Michael Mendelson, one of the founders of bankrupt hedge fund Portus Alternative Asset Management Inc., was sentenced yesterday to two years in prison after pleading guilty to one count of fraud and agreeing to co-operate with law enforcement officials.
Mr. Mendelson, along with Portus co-founder Boaz Manor, was charged in September with several counts of fraud, money laundering and possession of property obtained by crime in the collapse of what was once one of the country's fastest-growing hedge funds. Charges against Mr. Manor are still outstanding.
The Crown and Mr. Mendelson's defence lawyer presented the plea bargain and an agreed statement of facts to Ontario Court Judge Robert Bigelow. They told the judge that Mr. Mendelson has co-operated, and will continue to co-operate, with law enforcement officials.
While all but one of the criminal charges against Mr. Mendelson were dropped, the one to which he pleaded guilty made reference to all the investment products detailed in the other charges, Crown lawyer John Pearson said.
The Ontario Securities Commission has also dropped its criminal charges against Mr. Mendelson, but he still faces regulatory action from the OSC.
The statement of facts filed in court said Mr. Mendelson and Mr. Manor were "close business partners and the directing minds of the Portus companies."
They talked about decisions made by the Portus companies, although Mr.
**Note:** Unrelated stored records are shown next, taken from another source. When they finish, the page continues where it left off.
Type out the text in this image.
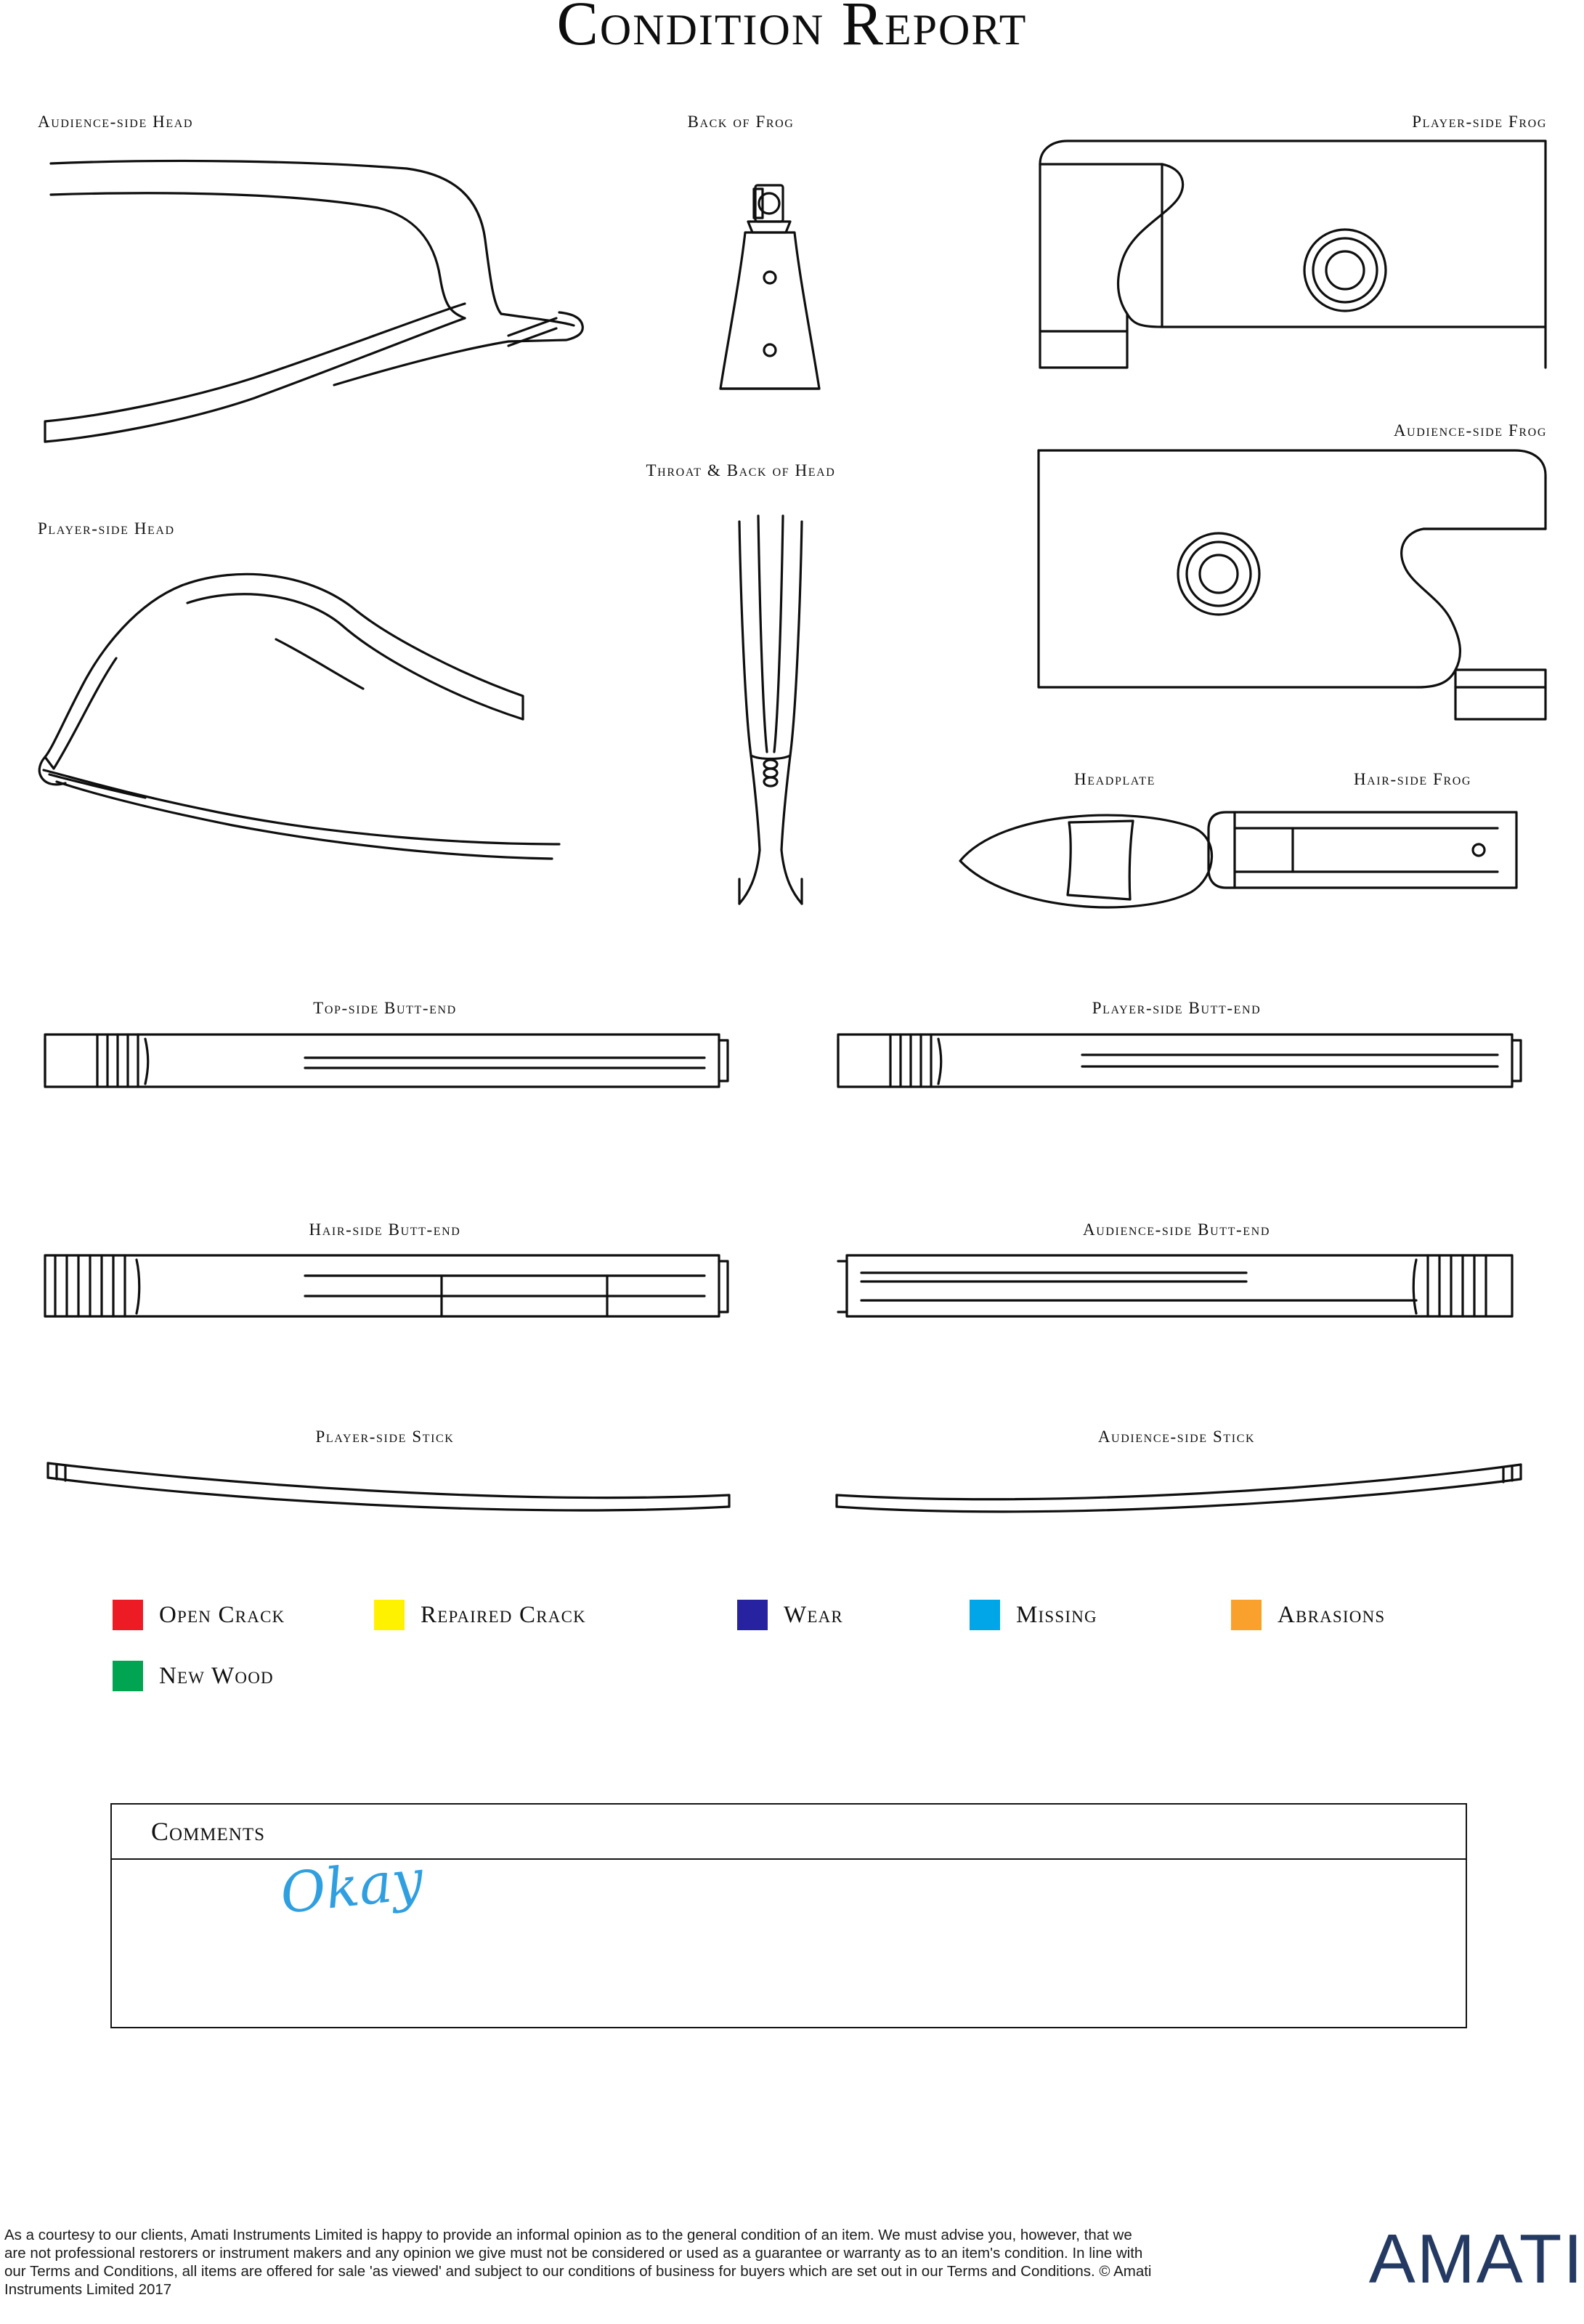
Condition Report
Audience-side Head	Back of Frog	Player-side Frog
Audience-side Frog
Player-side Head
Throat & Back of Head
Headplate	Hair-side Frog
Top-side Butt-end	Player-side Butt-end
Hair-side Butt-end	Audience-side Butt-end
Player-side Stick	Audience-side Stick
Open Crack	Repaired Crack	Wear	Missing	Abrasions
New Wood
Comments
Okay
As a courtesy to our clients, Amati Instruments Limited is happy to provide an informal opinion as to the general condition of an item. We must advise you, however, that we are not professional restorers or instrument makers and any opinion we give must not be considered or used as a guarantee or warranty as to an item's condition. In line with our Terms and Conditions, all items are offered for sale 'as viewed' and subject to our conditions of business for buyers which are set out in our Terms and Conditions. © Amati Instruments Limited 2017	AMATI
Mendelson "did not always know all the details."
In the case of each investment product referred to in the charges, "members of the public were induced to invest on the basis of dishonest representations, which resulted in them being at risk for substantial amounts of money," the statement said.
Money in the hedge fund was not invested as promised, the statement said, and Mr. Mendelson and Mr. Manor "agreed to use investor funds to operate and support the Portus companies."
About $106-million was misappropriated this way, the statement said. However, Mr. Mendelson "believed this was to be on a short-term basis."
At yesterday's hearing, Mr. Mendelson's lawyer, Peter West, noted that Portus's receiver believes as much as $760-million of $790-million in investors' money may be recovered, and suggested that should be a mitigating factor in Mr. Mendelson's sentencing.
In his submission to the judge, Mr. Pearson said that view "ignores the anxiety and feelings of insecurity the fraud caused Portus investors. It also ignores the impact of the fraud on the investment industry. The first casualty of investment fraud is the victims' trust in other people, investments and financial markets."
While he would normally have asked for a three- to five-year sentence, Mr. Pearson told the judge he agreed to two years because of Mr. Mendelson's "early plea of guilty [and]his co-operation with the authorities."
Mr. West had provided the judge with letters from several of Mr. Mendelson's friends, saying he had expressed remorse for his actions.
After the hearing, Mr. West said he would not comment on the plea bargain because the charges against Mr. Manor are still outstanding.
Mr. Manor returned to Canada last week from Israel, surrendered to police, and was released on $250,000 bail.
Mr. Manor's lawyer, Brian Greenspan, said yesterday that he was not consulted on Mr. Mendelson's plea bargain.
"I don't know the circumstances under which the plea was taken," he said. "I have not been made aware of any aspect of that resolution."
Bob Rusko, a senior vice-president at KPMG Inc., which is handling the Portus receivership, said in a statement yesterday that the plea bargain and sentencing was "a very positive development."
Mr. Rusko said the move "accelerates the process of getting to the truth," and that he hopes Mr. Mendelson's testimony "will contribute to maximizing recoveries to the Portus estate."
Portus was founded in 2003, raised funds from about 26,000 investors, and was shut down by regulators in 2005.